|Building Style||Cottage Plan|
In May 1913, the Victorian Public Health Department opened the Heatherton Sanatorium for the treatment of people with tuberculosis with a capacity of 100 beds. Operational funding for the sanatorium came from the Victorian Government and municipalities and it was administratively linked to the nearby Melbourne Benevolent Asylum.
By the late 1940s, the Commonwealth Government Health Department took over the Heatherton Sanatorium. In the early 1950s, the sanatorium housed 260 tuberculosis patients in wards, wings and blocks that separately housed adult males, adult females and children. A five-storey nurses’ home was built. By the late 1950s, the number of tuberculosis patients had declined and other hospitals, such as Prince Henry’s and the Austin Hospital, started using parts of Heatherton for their own services. A state primary school, no. 4982, operated to meet the needs of young patients.

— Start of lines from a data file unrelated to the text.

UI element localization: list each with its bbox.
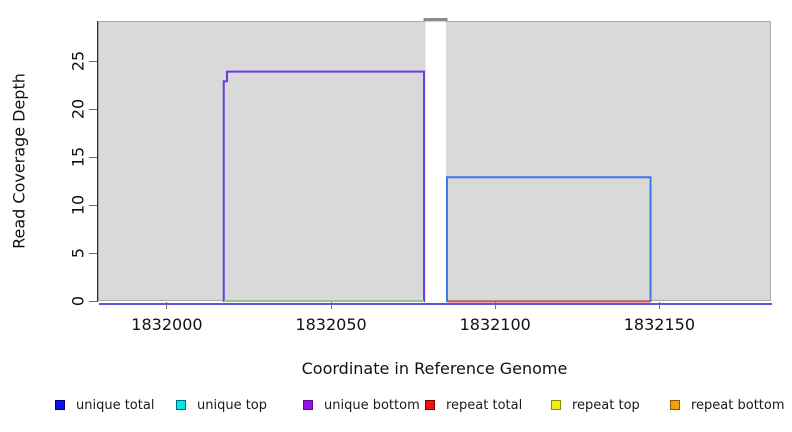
legend-item-repeat-bottom: repeat bottom	[670, 397, 785, 413]
coverage-gap-cap	[423, 18, 448, 21]
series-unique-bottom-coverage	[222, 70, 426, 302]
legend-item-repeat-top: repeat top	[551, 397, 640, 413]
legend-swatch-icon	[176, 400, 186, 410]
series-unique-total-coverage	[445, 176, 652, 302]
legend-swatch-icon	[55, 400, 65, 410]
x-tick	[658, 302, 660, 309]
coverage-plot-canvas	[99, 18, 772, 305]
legend-item-unique-bottom: unique bottom	[303, 397, 420, 413]
legend-swatch-icon	[425, 400, 435, 410]
legend-item-repeat-total: repeat total	[425, 397, 522, 413]
legend-label: unique total	[76, 397, 155, 413]
legend-swatch-icon	[303, 400, 313, 410]
x-tick	[166, 302, 168, 309]
x-tick-label: 1832100	[459, 315, 531, 334]
legend-item-unique-top: unique top	[176, 397, 267, 413]
x-tick-label: 1832150	[623, 315, 695, 334]
legend-label: unique bottom	[324, 397, 420, 413]
y-tick-label: 0	[68, 295, 88, 307]
y-tick-label: 25	[68, 50, 88, 72]
legend-swatch-icon	[551, 400, 561, 410]
x-tick-label: 1832000	[131, 315, 203, 334]
x-tick	[494, 302, 496, 309]
y-tick-label: 15	[68, 146, 88, 168]
y-axis-line	[96, 21, 98, 302]
legend-swatch-icon	[670, 400, 680, 410]
legend-label: repeat total	[446, 397, 523, 413]
y-tick	[89, 204, 97, 206]
legend-item-unique-total: unique total	[55, 397, 154, 413]
plot-panel	[98, 18, 772, 305]
coverage-gap-band	[425, 21, 446, 302]
y-tick	[89, 300, 97, 302]
legend-label: repeat bottom	[691, 397, 785, 413]
legend: unique total unique top unique bottom repea…	[0, 397, 792, 417]
y-tick	[89, 252, 97, 254]
y-axis-title: Read Coverage Depth	[9, 73, 29, 249]
y-tick-label: 5	[68, 247, 88, 259]
x-tick	[330, 302, 332, 309]
x-tick-label: 1832050	[295, 315, 367, 334]
y-tick	[89, 60, 97, 62]
y-tick-label: 10	[68, 194, 88, 216]
y-tick-label: 20	[68, 98, 88, 120]
legend-label: unique top	[197, 397, 268, 413]
y-tick	[89, 108, 97, 110]
x-axis-title: Coordinate in Reference Genome	[301, 359, 568, 378]
y-tick	[89, 156, 97, 158]
legend-label: repeat top	[572, 397, 640, 413]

In 1974, the Alcohol and Drug Dependant Persons Services Branch took over two wings at Heatherton. In 1976, the Commonwealth Government returned full responsibility for the facility to the Victorian Government and its name changed to Heatherton Hospital. In the 1980s, system reviews led to the closure of Willsmere Hospital, Kew whose patients were admitted to Heatherton in 1987. Heatherton Hospital was also declared a psychiatric hospital for the elderly. In the 1990s, system reviews saw Heatherton associated with the Kingston Centre (the successor to the Melbourne Benevolent Asylum). In 1998, Heatherton Hospital closed.